Post 52: More of On The Road To Romania
Taxi – Bucharest Style
I woke early to Dr. G talking on the phone in a mix of Romanian and English. I gathered it was his wife. “Beeal, my wife not happy with me,” he told me as he hung up. “I forget to tell her I take ze money out of the checking account. She say bank called her, checks were bouncing and she not know why till they tell her I take eighteen thousand out. Oh well, she transfer money and everything OK now, but she not very happy at first.”
What was I supposed to say? Funny how wives are like that? Actually, I was more flabbergasted by the fact someone had that much money in their checking account to begin with. I couldn’t remember ever having such an amount in my checking account! And did she know Dr. G intended to buy two cars? Obviously she knew about the one for her brother, but after overhearing bits of their conversation, I wondered if she really knew the whole plan. Or if anyone did.
We left the hotel early in the morning. Dr. G said he had some legal and/or registration business related to the car to take care of. Our hotel bill was $125 for less than five hours, but at least we still had a car.
I wandered around the hotel area, changed some money at a tiny hole-in-the-wall currency exchange, bought a bottle of fruit juice and some type of bakery roll from a street vendor, and then people-watched. Bucharest felt similar to any large downtown business area. People scurried to work, did business or shopped, with lots of traffic screeching and honking. But it also seemed different, grayer with less color. I noticed more worried looks, less pizzazz and hype than say, Chicago’s Michigan Avenue. Worn out, tired, suspicious feelings seemed to permeate everyone’s demeanor.
Most of the vehicles I saw were older. Dated electric street cars threaded through the streets with their loading stops in the middle of the street. While waiting, I called the Bucharest SOS Children’s Village to confirm a visit for later in the morning, which I prearranged through their international office. I worked for SOS Children’s Villages (as one of the Village Directors in the two Villages in the United States) and felt excited to visit one in Eastern Europe.

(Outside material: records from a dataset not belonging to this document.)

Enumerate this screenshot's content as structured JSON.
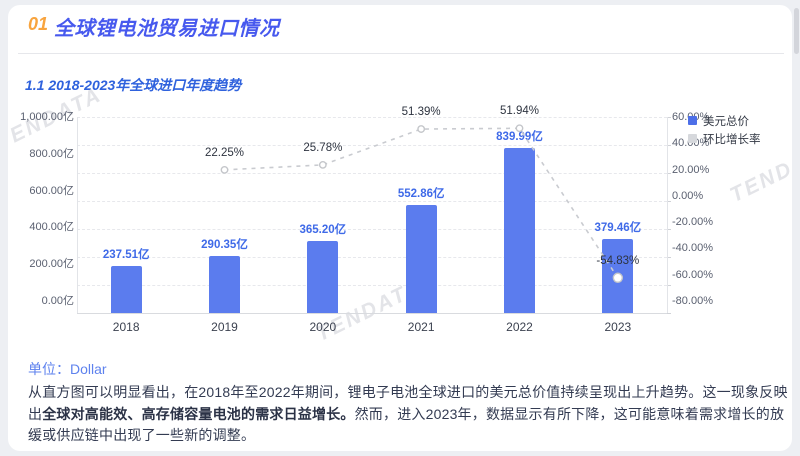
{
  "header": {
    "number": "01",
    "title": "全球锂电池贸易进口情况"
  },
  "section": {
    "subtitle": "1.1 2018-2023年全球进口年度趋势"
  },
  "watermark": {
    "text": "TENDATA"
  },
  "chart_data": {
    "type": "bar",
    "categories": [
      "2018",
      "2019",
      "2020",
      "2021",
      "2022",
      "2023"
    ],
    "series": [
      {
        "name": "美元总价",
        "type": "bar",
        "axis": "left",
        "unit": "亿",
        "color": "#5b7cee",
        "values": [
          237.51,
          290.35,
          365.2,
          552.86,
          839.99,
          379.46
        ],
        "labels": [
          "237.51亿",
          "290.35亿",
          "365.20亿",
          "552.86亿",
          "839.99亿",
          "379.46亿"
        ]
      },
      {
        "name": "环比增长率",
        "type": "line",
        "axis": "right",
        "unit": "%",
        "color": "#c9cbd0",
        "values": [
          null,
          22.25,
          25.78,
          51.39,
          51.94,
          -54.83
        ],
        "labels": [
          null,
          "22.25%",
          "25.78%",
          "51.39%",
          "51.94%",
          "-54.83%"
        ]
      }
    ],
    "left_axis": {
      "min": 0,
      "max": 1000,
      "step": 200,
      "labels": [
        "0.00亿",
        "200.00亿",
        "400.00亿",
        "600.00亿",
        "800.00亿",
        "1,000.00亿"
      ]
    },
    "right_axis": {
      "min": -80,
      "max": 60,
      "step": 20,
      "labels": [
        "60.00%",
        "40.00%",
        "20.00%",
        "0.00%",
        "-20.00%",
        "-40.00%",
        "-60.00%",
        "-80.00%"
      ]
    },
    "legend": [
      {
        "label": "美元总价",
        "color": "#4d6fe8"
      },
      {
        "label": "环比增长率",
        "color": "#d6d8dc"
      }
    ],
    "grid": true,
    "legend_position": "top-right"
  },
  "footer": {
    "unit_label": "单位：",
    "unit_value": "Dollar",
    "paragraph_before_bold": "从直方图可以明显看出，在2018年至2022年期间，锂电子电池全球进口的美元总价值持续呈现出上升趋势。这一现象反映出",
    "paragraph_bold": "全球对高能效、高存储容量电池的需求日益增长。",
    "paragraph_after_bold": "然而，进入2023年，数据显示有所下降，这可能意味着需求增长的放缓或供应链中出现了一些新的调整。"
  }
}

Dr. G returned from his errands and, rather than driving ourselves to the SOS Children’s Village, we hailed a taxi. We jumped in, gave the address to the driver, and were thrown back in the seat as he rocketed off and started weaving through traffic, horn blowing as we whipped around corners. Our grins dropped when, at the sight of a large group of people waving signs and marching across six lanes of traffic, the driver suddenly careened into a U-turn. It was a street demonstration, the driver explained to Dr. G, and we would take a different route.
Another sharp turn and we were on a wide street with streetcar tracks down the middle of the brick street with three lanes of traffic going each way. The streetcar rails were level with the street, so traffic could drive over them. Traffic started to back up so the driver jerked the taxi into the streetcar lane and started passing the slowed autos at a high rate of speed.
From the back seat, I saw a streetcar loading platform, set about eight inches above the street level, filled with people, and a streetcar fast approaching. Not to worry, with a quick twist of the wheel, some screeching brakes and horns blaring, we merged back into the traffic in the auto lanes. Once we were past the platform and the loading streetcar, we jerked back into our seemingly own express lane and sped onward. Until the next platform or street car appeared. About a half hour later we arrived at the Children’s Village safe and sound. By then, I totally adjusted to Bucharest traffic. And both of us were smiling to prove it.